Ruth Röcher ist die Vorfreude schon jetzt anzumerken. Die Vorsitzende der Jüdischen Gemeinde Chemnitz steckt mitten in den Vorbereitungen zu den Jubiläumsfeierlichkeiten der Gemeinde im Herbst – und rührt die Werbetrommel: »Wissen Sie schon, dass die Gemeinde in diesem Jahr 125 Jahre alt wird?«, fragt sie.
Auch für Siegmund Rotstein, ihren Amtsvorgänger, ist mit der Zahl ein kleines Wunder verbunden. Alles begann mit einem Zusammenbruch, erinnert sich der ehemalige Vorsitzende. Juden aus den Länder der untergehenden Sowjetunion kamen nach Deutschland und retteten auch die Chemnitzer Gemeinde vor dem Zerfall aus Altersgründen. Gab es doch 1990 nur noch ein Dutzend schon betagterer Juden in der Stadt. Mittlerweile sind es 650.
»Damals konnte man nicht mehr von einem eigenständigen jüdischen Leben sprechen. Doch Juden haben viel zur Entwicklung von Chemnitz beigetragen. Eine solche Gemeinde durfte nicht untergehen«, sagt der 84-Jährige. Bau und Einweihung der neuen Synagoge 2002 seien entscheidend für die Wiederbelebung gewesen. »Wenn die Leute keine Möglichkeit gehabt hätten, sich zu entfalten, wären sie weggeblieben«, ist Rotstein überzeugt.
»Zwei Hände reichen, um die Einheimischen zu zählen«, bestätigt Gemeindevorsitzende Ruth Röcher, die selbst aus Israel stammt. Doch sie weiß, dass sich die jüdische Kontinuität trotz Schoa in Chemnitz erhalten hat. Und diese müsse man weiterhin bewahren. »Wir wollen mit unserem Jubiläum zeigen, dass wir da sind: Für uns selbst, indem wir uns mit der Geschichte vertraut machen, und nach außen, indem wir zeigen, wer wir sind.« Zuallererst seien die 125 Jahre ein Grund, stolz zu sein und zu feiern – da sei es völlig egal, ob einheimisch oder zugewandert.
Siegmund Rotstein ist einer der letzten Chemnitzer Juden, die den Holocaust überlebt haben und in die Stadt zurückgekehrt sind. Er erinnert sich an eine zu seiner Kinderzeit sehr aktive Gemeinde mit vielen Vereinen und Sozialleistungen. »Es gab viele reiche Juden in Chemnitz«, sagt Rotstein. Die Ärmeren – wie seine Familie – seien vielfältig unterstützt worden, mit Lebensmittelgutscheinen oder Geschenken für die Kinder. Stolz der liberalen Gemeinde war die Synagoge auf dem Kaßberg, die der 13-Jährige im November 1938 brennen sah. Die orthodoxen Juden hatten ihren eigenen Betsaal; es gab eine Mikwe, ein Altersheim, einen Kindergarten und einen Friedhof.

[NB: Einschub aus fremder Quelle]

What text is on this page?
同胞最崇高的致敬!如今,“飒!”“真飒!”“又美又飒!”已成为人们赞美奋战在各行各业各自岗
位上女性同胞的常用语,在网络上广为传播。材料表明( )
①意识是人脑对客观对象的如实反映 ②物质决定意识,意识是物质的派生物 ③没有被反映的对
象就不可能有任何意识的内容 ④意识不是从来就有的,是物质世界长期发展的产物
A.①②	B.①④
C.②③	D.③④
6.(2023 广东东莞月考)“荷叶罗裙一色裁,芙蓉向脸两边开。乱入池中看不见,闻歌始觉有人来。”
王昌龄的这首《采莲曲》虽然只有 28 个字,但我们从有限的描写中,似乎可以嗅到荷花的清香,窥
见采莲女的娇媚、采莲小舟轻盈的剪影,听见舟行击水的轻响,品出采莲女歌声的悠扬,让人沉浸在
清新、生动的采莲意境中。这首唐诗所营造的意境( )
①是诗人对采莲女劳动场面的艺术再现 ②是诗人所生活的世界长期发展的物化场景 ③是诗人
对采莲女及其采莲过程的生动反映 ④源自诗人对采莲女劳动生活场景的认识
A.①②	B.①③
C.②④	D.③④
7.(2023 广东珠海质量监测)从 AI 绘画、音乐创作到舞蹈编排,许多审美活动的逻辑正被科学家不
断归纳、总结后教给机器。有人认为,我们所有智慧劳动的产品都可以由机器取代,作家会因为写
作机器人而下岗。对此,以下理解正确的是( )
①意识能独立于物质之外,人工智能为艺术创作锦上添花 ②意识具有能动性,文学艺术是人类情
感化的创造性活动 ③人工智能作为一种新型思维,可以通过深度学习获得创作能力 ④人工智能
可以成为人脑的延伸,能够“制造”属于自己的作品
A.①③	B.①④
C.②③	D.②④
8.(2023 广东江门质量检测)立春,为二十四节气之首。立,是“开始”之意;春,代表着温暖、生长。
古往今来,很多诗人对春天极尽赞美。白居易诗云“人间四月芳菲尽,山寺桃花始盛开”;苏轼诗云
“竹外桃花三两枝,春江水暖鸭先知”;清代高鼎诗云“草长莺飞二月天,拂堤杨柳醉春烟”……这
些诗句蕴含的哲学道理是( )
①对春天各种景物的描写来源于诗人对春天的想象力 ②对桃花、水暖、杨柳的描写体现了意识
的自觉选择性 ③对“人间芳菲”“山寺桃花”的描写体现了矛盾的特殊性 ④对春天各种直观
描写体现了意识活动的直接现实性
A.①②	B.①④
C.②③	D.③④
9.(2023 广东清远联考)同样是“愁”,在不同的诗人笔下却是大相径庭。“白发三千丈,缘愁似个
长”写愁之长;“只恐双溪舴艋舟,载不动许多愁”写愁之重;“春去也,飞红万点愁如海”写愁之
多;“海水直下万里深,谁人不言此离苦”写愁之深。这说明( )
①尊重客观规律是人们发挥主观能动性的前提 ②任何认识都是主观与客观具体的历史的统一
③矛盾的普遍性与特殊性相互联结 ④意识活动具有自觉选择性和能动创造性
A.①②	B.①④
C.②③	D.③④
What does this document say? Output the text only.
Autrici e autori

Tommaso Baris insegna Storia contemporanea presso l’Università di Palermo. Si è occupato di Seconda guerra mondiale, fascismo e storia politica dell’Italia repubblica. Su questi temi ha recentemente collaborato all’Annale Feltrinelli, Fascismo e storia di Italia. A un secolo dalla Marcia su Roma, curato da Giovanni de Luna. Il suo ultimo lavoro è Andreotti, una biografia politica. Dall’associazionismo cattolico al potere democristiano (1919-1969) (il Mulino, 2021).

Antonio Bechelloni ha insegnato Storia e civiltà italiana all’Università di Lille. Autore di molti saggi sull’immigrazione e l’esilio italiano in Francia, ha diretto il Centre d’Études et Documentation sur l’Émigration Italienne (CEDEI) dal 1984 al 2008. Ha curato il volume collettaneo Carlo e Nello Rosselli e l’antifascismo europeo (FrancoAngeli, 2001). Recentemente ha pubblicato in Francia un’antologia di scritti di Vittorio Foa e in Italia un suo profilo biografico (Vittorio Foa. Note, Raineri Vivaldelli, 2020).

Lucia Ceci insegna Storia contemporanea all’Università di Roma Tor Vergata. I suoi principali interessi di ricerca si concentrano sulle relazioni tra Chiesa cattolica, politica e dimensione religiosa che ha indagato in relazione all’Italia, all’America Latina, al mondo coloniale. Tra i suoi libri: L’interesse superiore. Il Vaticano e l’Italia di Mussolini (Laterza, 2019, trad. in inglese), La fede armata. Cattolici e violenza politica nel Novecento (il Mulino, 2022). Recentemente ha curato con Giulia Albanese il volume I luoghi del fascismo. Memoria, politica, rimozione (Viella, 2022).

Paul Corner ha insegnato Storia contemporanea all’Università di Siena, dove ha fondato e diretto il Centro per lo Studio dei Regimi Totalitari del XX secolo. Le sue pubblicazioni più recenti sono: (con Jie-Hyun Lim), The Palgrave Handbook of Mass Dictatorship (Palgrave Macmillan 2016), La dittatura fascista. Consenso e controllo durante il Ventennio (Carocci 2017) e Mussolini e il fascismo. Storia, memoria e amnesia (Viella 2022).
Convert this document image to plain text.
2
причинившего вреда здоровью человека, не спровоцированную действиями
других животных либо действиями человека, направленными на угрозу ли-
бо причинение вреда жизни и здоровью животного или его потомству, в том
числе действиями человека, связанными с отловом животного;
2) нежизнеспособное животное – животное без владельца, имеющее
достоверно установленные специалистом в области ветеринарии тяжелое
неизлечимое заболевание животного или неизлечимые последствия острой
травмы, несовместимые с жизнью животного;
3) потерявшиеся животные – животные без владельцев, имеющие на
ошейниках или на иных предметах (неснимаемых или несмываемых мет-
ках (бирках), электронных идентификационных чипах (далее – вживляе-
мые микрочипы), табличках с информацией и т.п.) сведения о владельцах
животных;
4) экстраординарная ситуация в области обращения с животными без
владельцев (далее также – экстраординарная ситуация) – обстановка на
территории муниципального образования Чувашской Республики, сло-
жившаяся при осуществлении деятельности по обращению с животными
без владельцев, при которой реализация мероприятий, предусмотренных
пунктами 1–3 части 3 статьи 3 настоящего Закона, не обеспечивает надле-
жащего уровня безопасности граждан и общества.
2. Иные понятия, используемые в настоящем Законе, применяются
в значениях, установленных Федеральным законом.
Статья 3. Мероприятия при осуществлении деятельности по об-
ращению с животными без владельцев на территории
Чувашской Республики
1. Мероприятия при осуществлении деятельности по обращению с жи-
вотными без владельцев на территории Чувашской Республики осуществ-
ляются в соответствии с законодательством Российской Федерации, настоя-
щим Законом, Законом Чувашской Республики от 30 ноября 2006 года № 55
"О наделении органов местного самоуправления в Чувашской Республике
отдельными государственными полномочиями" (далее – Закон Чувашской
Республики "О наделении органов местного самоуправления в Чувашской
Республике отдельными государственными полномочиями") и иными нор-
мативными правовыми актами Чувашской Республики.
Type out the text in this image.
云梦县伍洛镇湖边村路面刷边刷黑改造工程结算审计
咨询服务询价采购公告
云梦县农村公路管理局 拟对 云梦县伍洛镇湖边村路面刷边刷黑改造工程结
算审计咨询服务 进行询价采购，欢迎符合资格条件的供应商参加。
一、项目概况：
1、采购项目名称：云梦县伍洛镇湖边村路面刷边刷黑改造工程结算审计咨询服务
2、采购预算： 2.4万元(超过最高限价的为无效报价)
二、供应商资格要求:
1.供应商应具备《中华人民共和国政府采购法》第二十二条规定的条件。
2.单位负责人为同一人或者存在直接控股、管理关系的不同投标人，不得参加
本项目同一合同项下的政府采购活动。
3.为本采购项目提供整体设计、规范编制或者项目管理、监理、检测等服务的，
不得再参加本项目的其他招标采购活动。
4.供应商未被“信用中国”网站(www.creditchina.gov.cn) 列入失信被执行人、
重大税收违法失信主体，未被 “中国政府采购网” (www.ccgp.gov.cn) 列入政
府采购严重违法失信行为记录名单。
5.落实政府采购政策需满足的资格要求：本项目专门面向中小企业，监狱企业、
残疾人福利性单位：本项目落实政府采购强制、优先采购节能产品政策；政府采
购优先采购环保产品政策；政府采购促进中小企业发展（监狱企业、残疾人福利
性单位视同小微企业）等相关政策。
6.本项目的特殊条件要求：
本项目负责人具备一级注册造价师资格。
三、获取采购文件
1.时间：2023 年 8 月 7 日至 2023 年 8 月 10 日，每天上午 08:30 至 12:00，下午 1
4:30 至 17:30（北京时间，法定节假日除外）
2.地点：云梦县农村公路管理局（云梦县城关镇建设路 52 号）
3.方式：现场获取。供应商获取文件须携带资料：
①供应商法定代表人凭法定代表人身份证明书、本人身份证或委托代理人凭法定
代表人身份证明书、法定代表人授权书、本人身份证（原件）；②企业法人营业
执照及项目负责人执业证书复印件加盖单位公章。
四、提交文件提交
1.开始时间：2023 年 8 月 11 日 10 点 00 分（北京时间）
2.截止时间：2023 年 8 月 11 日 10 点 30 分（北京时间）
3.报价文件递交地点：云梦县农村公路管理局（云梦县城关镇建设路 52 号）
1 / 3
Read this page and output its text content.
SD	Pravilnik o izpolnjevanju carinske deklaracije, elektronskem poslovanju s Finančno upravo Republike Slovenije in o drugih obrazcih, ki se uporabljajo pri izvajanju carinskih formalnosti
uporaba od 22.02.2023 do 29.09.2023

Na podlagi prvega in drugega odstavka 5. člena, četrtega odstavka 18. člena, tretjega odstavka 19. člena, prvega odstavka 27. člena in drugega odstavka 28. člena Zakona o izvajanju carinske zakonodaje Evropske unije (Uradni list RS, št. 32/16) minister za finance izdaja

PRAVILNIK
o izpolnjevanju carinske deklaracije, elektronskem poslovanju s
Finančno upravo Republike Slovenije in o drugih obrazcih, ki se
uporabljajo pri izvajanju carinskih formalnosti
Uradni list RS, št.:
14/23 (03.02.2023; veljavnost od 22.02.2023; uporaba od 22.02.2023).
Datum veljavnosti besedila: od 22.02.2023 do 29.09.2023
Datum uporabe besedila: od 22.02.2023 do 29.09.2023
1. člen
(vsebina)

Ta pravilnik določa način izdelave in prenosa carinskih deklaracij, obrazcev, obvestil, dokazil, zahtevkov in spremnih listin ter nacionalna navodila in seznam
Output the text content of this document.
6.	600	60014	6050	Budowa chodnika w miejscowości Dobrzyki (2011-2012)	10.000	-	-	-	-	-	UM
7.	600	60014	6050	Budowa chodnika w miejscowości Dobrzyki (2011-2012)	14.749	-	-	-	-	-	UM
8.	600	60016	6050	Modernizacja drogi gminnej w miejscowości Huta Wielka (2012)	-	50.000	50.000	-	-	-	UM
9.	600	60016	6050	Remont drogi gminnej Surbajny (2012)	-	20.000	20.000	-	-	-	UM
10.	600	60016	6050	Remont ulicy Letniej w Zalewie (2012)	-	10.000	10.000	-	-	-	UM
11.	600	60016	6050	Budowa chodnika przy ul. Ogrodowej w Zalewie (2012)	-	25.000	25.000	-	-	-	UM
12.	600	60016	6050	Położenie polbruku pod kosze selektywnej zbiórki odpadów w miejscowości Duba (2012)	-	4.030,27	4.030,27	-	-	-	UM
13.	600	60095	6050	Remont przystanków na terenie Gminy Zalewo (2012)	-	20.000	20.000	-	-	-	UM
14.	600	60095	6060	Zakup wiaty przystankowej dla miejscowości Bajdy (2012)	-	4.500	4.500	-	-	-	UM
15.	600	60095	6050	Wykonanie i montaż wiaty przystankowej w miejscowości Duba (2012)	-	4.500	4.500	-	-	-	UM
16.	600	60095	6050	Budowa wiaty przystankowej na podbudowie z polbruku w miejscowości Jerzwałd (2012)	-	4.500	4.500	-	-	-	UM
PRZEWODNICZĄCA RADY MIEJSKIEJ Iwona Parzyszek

In ihrer Blütezeit hatte die Chemnitzer Gemeinde rund 3.500 Mitglieder. Schon damals sorgten sogenannte Ostjuden für einen Zuwachs, zuerst nach deren Ausweisung aus Leipzig und Dresden im Jahr 1914 und später durch Zuzug in den 20er-Jahren. Großes Ansehen im Wirtschaftsleben genossen insbesondere die Textilunternehmer. Darüber hinaus lebten in Chemnitz zahlreiche jüdische Unternehmer, Kaufleute und Freiberufler, die sich zum einen als Kunstfreunde und zum anderen in der Gesellschaft engagierten.
So weit ist die neue Gemeinde heute noch nicht. Viele ehemalige Sowjetbürger haben in Deutschland beruflich nicht Fuß fassen können und sind auf Sozialhilfe angewiesen. »Einige haben aufgrund ihres Berufs oder ihrer Geschicklichkeit einen festen Platz in der deutschen Gesellschaft, beispielsweise Ärzte und Künstler. Aber Mäzene können sie nicht sein«, sagt Röcher. Bis zur Integration der meisten Zuwanderer werde es ein bis zwei Generationen brauchen. Doch die Feiern zum Jubiläum können für ein weiteres Zusammenfinden nützlich werden, sind Rotstein wie Röcher gleichermaßen überzeugt.